Magnifique, c’est exactement ce que le consommateur voulait entendre, mais la durabilité marketée reste difficile à vérifier. Le label RSPO utilisé par Ferrero regroupe un millier d’acteurs liés d’une façon ou d’une autre à l’huile de palme. Il impose une série de critères comme la mesure des émissions de gaz à effet de serre, la mise en place de politiques de lutte contre la corruption, ou encore l’interdiction du travail forcé, mais reste, selon la plupart des critiques adressées, très peu contrôlé sur le terrain. "Ce n’est pas parfait, mais c’est une piste à suivre, parce que le boycott de l’huile de palme n’est pas une option envisageable, ajoute Suzanne Kroger. Même si cette huile a mauvaise réputation, elle joue un rôle essentiel dans l’industrie indonésienne et peut être exploitée proprement. Une solution serait, par exemple, d’augmenter la productivité des terres et, surtout, des petits producteurs, et d’utiliser des terrains qui ne sont pas recouverts de forêts et pourraient être exploités sans dommages collatéraux".
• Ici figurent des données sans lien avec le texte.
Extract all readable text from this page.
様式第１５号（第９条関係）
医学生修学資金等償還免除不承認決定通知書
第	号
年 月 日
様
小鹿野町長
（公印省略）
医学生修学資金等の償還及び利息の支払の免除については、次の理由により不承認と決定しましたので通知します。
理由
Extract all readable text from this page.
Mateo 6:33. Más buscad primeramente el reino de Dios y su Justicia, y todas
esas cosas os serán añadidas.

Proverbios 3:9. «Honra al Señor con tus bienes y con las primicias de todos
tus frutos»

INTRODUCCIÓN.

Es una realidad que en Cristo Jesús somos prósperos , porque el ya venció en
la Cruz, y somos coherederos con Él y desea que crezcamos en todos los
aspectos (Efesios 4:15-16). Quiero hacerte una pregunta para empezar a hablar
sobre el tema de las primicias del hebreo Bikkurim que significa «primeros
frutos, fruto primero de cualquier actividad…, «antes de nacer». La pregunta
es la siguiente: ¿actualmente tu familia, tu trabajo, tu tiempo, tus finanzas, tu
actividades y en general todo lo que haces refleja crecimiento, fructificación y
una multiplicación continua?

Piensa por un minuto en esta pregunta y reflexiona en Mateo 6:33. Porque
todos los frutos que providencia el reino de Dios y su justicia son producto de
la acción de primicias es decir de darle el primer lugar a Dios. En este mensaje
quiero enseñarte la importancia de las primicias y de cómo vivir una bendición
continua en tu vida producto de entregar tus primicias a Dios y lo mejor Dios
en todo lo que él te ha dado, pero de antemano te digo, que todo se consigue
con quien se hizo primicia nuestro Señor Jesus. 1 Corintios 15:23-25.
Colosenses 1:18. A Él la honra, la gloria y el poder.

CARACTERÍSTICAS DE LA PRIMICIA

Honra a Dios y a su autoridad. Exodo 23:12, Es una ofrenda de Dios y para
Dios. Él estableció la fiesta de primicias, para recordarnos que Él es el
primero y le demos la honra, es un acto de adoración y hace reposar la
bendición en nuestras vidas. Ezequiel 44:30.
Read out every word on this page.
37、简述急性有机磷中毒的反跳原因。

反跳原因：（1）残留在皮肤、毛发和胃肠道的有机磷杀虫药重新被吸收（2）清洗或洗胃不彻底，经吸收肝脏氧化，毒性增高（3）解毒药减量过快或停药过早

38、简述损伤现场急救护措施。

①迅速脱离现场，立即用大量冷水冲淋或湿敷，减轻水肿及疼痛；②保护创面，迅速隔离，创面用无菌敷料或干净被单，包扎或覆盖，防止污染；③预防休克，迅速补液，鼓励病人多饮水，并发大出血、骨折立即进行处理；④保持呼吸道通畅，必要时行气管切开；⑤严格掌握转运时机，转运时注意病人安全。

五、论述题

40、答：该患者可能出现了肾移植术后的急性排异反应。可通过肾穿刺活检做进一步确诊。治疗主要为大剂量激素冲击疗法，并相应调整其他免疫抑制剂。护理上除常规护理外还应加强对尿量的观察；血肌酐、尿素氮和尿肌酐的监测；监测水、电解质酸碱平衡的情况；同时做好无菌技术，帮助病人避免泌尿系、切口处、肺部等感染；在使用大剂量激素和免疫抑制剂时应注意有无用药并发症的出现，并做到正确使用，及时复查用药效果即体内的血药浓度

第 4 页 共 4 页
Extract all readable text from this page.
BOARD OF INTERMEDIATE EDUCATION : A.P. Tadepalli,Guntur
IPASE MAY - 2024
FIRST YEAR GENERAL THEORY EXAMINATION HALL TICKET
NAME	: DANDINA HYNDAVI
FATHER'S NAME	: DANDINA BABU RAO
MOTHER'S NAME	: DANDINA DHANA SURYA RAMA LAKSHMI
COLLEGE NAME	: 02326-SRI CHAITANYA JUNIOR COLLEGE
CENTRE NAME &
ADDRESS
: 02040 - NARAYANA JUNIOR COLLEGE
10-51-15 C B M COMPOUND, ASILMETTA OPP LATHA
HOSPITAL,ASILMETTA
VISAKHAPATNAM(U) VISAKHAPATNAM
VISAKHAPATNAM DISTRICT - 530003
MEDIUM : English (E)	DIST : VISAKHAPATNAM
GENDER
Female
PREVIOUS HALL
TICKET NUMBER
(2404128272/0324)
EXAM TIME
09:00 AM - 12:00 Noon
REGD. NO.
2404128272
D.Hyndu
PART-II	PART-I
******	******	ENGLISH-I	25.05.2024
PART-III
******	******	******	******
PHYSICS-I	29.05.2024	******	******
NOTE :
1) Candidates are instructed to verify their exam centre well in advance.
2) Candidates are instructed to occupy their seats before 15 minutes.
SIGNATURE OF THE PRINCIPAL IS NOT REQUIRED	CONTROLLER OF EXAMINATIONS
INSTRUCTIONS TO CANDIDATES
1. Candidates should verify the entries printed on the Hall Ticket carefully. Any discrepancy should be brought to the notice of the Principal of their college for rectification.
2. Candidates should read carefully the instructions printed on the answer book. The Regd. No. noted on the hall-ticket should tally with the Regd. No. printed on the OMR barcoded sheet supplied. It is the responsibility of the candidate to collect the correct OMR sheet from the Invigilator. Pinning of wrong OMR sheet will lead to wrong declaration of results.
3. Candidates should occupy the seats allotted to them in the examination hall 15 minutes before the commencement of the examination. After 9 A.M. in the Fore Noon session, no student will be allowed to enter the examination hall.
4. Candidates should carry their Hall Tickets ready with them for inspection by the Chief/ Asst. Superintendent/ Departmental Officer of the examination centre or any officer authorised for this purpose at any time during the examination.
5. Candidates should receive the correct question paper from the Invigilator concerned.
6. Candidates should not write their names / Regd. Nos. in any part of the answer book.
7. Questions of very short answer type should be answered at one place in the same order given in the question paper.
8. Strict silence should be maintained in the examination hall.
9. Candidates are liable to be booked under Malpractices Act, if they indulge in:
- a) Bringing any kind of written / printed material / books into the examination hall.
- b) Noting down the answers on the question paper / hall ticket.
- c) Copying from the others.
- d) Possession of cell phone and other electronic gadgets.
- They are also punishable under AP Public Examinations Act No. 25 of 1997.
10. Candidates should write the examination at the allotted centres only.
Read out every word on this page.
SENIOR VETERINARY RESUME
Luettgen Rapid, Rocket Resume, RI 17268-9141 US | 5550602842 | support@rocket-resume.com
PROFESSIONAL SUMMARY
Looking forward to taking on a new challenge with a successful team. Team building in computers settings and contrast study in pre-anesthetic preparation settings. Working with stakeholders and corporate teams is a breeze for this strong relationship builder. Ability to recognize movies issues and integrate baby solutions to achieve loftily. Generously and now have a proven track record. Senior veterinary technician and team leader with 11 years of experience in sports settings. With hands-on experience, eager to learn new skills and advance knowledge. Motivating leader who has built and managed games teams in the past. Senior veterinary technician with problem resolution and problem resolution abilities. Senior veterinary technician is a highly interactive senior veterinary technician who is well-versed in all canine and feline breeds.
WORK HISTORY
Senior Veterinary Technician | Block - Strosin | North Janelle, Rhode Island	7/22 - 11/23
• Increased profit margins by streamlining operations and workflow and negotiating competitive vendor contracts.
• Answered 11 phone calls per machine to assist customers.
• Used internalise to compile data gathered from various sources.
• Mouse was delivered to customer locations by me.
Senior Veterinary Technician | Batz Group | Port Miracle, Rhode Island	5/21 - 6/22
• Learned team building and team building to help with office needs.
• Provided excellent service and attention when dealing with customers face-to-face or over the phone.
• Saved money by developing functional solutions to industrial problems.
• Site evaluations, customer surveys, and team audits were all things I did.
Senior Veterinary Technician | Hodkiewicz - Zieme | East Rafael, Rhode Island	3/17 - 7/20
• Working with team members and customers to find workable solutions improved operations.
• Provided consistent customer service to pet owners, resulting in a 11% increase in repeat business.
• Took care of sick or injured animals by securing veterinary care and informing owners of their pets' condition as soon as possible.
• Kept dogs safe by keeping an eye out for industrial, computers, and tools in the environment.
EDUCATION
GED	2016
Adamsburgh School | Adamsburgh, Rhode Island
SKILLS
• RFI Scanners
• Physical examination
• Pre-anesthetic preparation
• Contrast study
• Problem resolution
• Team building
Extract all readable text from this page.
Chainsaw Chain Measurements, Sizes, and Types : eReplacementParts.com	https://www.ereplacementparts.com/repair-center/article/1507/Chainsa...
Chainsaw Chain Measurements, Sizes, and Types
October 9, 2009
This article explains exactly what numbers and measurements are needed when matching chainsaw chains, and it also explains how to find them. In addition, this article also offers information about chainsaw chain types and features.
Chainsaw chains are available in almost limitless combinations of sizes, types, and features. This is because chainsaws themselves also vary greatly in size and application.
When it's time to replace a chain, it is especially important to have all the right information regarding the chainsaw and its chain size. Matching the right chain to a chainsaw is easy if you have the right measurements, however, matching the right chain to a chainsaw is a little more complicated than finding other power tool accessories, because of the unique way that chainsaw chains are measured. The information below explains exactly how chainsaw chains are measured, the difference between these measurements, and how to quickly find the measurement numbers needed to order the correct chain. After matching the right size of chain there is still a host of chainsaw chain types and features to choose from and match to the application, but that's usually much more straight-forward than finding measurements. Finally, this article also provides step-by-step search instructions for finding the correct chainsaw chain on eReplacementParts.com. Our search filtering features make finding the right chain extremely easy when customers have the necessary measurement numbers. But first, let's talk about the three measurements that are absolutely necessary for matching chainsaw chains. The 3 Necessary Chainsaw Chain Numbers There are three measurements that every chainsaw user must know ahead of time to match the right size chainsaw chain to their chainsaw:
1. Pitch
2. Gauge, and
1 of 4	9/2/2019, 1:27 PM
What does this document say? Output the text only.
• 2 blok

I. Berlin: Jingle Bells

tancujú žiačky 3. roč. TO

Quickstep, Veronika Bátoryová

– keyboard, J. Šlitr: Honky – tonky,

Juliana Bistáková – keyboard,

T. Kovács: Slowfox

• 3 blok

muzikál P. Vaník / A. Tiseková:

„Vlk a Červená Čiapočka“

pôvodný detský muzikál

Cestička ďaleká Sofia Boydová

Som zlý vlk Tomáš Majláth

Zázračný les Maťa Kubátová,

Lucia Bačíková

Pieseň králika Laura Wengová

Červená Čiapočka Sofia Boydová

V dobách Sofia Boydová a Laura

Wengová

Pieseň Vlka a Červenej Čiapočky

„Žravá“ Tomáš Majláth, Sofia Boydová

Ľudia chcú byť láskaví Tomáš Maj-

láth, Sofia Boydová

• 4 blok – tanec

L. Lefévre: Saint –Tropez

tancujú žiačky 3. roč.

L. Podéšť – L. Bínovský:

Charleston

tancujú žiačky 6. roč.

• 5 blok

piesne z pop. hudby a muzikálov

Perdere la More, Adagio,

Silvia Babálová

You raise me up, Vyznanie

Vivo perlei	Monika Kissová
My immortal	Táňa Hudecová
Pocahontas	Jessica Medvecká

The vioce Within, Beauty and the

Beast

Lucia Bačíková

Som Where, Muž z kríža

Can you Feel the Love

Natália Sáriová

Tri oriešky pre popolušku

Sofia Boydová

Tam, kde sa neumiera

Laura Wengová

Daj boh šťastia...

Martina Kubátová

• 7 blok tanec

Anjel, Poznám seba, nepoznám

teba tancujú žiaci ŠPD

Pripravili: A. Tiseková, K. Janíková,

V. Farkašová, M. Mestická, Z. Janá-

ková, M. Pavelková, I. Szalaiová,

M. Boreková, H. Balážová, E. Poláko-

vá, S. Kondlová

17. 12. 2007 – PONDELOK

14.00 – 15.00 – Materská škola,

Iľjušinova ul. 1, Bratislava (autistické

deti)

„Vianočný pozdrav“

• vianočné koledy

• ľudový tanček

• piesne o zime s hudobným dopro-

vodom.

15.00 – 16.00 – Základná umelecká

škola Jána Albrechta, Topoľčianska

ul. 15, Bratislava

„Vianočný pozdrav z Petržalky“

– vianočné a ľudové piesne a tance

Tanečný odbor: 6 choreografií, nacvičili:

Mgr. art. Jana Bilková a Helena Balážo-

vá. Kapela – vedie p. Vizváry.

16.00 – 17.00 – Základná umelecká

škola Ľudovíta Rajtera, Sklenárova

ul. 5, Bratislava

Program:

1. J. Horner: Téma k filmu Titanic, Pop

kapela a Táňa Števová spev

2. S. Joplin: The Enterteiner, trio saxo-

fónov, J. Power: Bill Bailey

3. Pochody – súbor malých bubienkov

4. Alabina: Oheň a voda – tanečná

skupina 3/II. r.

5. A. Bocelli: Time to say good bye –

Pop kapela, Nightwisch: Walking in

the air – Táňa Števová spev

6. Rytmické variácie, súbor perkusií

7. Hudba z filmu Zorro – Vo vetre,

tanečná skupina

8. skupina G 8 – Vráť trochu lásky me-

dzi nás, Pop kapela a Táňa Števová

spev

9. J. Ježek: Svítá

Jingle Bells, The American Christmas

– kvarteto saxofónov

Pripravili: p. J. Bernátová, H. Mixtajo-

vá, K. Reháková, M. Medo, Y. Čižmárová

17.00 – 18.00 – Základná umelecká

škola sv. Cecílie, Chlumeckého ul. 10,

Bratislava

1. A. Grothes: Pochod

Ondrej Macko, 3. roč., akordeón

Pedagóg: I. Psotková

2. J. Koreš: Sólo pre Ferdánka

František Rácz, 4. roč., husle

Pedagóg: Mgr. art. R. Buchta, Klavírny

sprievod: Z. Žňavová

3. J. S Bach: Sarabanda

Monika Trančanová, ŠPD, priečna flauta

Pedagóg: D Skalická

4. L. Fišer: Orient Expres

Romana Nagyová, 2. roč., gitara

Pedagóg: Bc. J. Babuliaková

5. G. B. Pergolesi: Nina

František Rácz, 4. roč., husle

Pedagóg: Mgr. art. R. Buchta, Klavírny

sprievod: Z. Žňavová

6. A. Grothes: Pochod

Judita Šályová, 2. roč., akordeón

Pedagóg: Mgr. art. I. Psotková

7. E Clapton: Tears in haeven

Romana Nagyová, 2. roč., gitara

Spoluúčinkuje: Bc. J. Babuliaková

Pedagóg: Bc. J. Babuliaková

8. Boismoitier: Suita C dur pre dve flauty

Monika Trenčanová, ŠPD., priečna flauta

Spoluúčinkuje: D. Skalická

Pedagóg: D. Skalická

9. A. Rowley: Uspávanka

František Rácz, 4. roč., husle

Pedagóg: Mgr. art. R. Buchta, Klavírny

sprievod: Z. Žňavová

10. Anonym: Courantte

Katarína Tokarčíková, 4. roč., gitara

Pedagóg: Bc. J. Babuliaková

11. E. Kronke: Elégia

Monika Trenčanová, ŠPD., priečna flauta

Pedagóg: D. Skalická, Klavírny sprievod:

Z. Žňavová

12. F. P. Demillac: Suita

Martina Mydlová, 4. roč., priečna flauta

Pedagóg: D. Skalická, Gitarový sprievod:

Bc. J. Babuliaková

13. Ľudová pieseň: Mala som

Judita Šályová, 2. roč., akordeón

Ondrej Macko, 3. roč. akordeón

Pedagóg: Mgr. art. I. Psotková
L’Indonésie a récemment quitté le label à la demande des petits producteurs pour mettre en place sa propre certification gouvernementale qui devrait être obligatoire en 2014, sans faire de la durabilité une priorité. La production mondiale d’huile de palme, elle, devrait doubler d’ici 2050 et se chercher des terres sur d’autres continents.